Precise Stack Limit Directives

A stack limit directive tells the Java Virtual Machine the maximum number of elements at the operand stack. To give a precise limit, you need to write a strategy stack-limit that maps MiniJava expressions and statements to a stack limit.

Do not do this analysis on the Java bytecode level.

For expressions, you need to consider the number of elements already on the stack before the expression is evaluated. You can either pass this number as a term parameter or adapt intermediate results accordingly. For statements, you do not need this information since statements should not leave any elements on the stack.
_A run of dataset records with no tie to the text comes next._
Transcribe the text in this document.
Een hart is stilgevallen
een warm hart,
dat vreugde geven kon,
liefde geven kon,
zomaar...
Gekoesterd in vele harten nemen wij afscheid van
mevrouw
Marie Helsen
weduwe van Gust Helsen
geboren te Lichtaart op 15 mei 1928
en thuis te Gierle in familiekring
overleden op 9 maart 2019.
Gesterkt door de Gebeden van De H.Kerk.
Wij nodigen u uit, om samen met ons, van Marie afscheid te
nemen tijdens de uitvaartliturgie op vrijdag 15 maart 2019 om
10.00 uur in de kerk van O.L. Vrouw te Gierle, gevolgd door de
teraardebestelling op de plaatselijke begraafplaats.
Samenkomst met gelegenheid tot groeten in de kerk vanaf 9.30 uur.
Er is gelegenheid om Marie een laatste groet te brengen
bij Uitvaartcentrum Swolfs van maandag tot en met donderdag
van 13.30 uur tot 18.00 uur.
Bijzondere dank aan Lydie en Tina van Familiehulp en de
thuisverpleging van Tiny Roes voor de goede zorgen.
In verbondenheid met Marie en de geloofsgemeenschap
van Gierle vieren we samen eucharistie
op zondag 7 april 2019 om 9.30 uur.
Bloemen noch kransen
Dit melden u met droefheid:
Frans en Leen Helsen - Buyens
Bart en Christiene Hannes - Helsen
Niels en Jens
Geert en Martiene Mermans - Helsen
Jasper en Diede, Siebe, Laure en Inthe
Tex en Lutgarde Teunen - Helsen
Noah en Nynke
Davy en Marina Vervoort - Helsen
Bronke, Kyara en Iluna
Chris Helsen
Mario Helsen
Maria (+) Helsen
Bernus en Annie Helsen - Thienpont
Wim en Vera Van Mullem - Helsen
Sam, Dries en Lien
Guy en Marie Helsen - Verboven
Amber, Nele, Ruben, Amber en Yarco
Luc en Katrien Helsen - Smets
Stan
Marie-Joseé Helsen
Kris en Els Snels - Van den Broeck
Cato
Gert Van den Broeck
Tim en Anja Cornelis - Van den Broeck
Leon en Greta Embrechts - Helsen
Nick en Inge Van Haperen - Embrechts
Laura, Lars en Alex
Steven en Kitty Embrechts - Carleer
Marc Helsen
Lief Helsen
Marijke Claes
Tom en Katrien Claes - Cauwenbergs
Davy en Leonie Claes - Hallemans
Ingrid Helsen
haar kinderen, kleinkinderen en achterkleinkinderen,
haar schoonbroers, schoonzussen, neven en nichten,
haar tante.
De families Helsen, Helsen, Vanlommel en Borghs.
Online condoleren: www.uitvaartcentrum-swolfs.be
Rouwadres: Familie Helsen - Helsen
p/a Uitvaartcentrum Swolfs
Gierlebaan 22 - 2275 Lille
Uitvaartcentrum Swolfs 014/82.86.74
The following strategies might be useful:

  • inc rewrites an integer number to its successor.
  • max rewrites a pair of integer numbers to the maximum of both numbers.
  • addi rewrites a pair of integer numbers to the sum of both numbers.
  • foldr(s1, s2, f) right-folds a list. s1 yields the starting point of the folding, s2 is the folding strategy, and f is applied to each element just before each folding step.

For grading it is important that your strategy stack-limit does not take any parameters. You are free to use parameters in strategies that you call yourself.